Proposal
This paper details the results for 33 propped fracture treatments in low porosity zones in the South Arne field, Danish North Sea. To date, seven horizontal wells (2900 m TVD) have been completed using 100 tip screen-out (TSO) propped fracture treatments containing 70 million pounds of proppant. The target oil bearing Tor & Ekofisk intervals range from 40m to 120m of combined thickness, with a Young's modulus and permeability that can vary from less than 0.5 MMpsi to over 2.5 MMpsi and 0.1 to 4 mD, respectively, along the horizontal section. The wide variations in reservoir and rock properties presents significant fracture design and execution challanges.

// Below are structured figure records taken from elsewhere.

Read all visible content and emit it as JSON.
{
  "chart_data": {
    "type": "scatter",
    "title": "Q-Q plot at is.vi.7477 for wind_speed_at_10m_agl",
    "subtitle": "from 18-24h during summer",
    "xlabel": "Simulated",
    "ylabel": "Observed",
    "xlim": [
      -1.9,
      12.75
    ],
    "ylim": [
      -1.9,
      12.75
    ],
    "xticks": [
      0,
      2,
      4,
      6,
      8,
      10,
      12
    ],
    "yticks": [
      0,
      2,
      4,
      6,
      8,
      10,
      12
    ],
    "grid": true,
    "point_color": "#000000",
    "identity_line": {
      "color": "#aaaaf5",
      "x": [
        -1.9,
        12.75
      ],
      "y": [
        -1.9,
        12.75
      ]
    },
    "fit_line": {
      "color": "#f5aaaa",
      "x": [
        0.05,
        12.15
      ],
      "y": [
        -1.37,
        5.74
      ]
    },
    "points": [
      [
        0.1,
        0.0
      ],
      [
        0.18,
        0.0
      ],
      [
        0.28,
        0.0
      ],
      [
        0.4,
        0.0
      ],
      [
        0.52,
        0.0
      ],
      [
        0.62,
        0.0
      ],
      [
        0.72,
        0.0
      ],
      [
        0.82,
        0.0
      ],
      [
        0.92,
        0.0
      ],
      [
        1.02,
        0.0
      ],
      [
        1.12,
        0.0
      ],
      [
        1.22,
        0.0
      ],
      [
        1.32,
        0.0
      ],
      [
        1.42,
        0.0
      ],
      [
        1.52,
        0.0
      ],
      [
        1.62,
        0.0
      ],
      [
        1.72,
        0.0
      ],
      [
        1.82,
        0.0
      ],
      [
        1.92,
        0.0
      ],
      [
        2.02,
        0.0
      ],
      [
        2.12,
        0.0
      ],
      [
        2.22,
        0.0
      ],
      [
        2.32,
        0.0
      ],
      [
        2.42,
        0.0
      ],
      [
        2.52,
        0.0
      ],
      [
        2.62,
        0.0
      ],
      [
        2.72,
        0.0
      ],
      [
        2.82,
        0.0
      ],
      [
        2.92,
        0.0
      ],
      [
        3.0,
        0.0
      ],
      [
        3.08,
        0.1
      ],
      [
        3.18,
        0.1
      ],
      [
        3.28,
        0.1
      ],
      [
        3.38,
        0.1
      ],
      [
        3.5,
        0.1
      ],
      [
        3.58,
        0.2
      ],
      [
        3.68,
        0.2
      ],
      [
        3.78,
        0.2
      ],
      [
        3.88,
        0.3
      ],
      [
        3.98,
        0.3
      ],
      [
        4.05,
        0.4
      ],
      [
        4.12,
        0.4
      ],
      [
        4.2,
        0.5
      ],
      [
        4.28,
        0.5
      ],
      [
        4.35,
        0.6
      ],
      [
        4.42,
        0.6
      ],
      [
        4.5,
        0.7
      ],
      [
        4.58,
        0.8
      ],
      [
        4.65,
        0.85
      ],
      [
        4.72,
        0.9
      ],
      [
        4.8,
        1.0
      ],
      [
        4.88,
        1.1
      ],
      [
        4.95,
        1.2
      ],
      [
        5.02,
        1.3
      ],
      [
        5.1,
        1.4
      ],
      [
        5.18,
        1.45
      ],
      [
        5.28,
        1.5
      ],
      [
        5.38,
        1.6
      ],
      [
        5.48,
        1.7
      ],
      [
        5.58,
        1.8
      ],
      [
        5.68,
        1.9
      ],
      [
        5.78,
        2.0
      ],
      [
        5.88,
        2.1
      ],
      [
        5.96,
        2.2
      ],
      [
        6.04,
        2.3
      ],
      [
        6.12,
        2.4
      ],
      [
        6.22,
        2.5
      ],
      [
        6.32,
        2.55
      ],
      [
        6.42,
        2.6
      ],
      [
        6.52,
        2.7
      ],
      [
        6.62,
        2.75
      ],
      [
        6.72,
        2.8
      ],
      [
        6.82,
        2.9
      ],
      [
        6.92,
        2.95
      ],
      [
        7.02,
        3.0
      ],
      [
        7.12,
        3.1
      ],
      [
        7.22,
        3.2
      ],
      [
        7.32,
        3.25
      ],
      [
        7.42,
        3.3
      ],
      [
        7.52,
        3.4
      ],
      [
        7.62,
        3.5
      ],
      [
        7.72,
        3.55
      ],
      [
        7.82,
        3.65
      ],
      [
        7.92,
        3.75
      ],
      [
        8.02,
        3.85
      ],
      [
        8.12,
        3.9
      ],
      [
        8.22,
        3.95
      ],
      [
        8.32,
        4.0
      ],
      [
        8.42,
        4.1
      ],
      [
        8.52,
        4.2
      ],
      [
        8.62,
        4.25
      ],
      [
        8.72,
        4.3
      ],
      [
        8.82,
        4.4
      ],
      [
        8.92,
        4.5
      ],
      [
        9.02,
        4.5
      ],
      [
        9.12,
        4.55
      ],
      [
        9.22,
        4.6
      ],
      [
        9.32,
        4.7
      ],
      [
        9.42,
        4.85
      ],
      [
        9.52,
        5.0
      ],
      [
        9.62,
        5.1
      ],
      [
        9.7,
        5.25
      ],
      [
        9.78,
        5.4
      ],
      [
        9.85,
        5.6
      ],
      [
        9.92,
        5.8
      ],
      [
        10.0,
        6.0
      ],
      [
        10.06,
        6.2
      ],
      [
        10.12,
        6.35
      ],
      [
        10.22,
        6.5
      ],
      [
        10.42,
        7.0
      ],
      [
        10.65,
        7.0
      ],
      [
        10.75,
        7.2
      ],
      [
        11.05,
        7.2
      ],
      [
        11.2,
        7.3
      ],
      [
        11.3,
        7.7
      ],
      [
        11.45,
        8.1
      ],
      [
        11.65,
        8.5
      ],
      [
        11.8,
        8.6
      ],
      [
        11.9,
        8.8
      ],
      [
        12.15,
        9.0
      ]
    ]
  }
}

Results indicate that propped fracture treatments become increasingly more difficult to place as porosity decreases and this problem is primarily attributed to higher natural fracture/fissure density in the lower porosity, higher modulus zones. Production data indicate that these natural fractures or fissures do not measurably contribute to productivity, but can be "activated" under fracturing conditions. Counter intuitive, pad size and fluid loss additives must be increased and maximum proppant concentration decreased in low porosity (low permeability) zones. In the higher porosity, higher permeability northern portion of the field, pad sizes of 35,000 gals containing 20,000 lbs of 100-mesh sand allowed the placement of 800,000 lbs of proppant at concentrations up to 15 ppa. However, in the lower porosity, lower permeability southern portion of the field, pad sizes of 200,000 gal containing over 100,000 lbs of 100-mesh sand were required to place similar proppant volumes, with concentrations limited to 8 ppa. This paper summarizes field data from 100 treatments, illustrating the design changes necessary to place propped fracture treatments in low porosity chalk reservoirs. The paper documents the relationship between chalk porosity, fluid efficiency, and treatment design.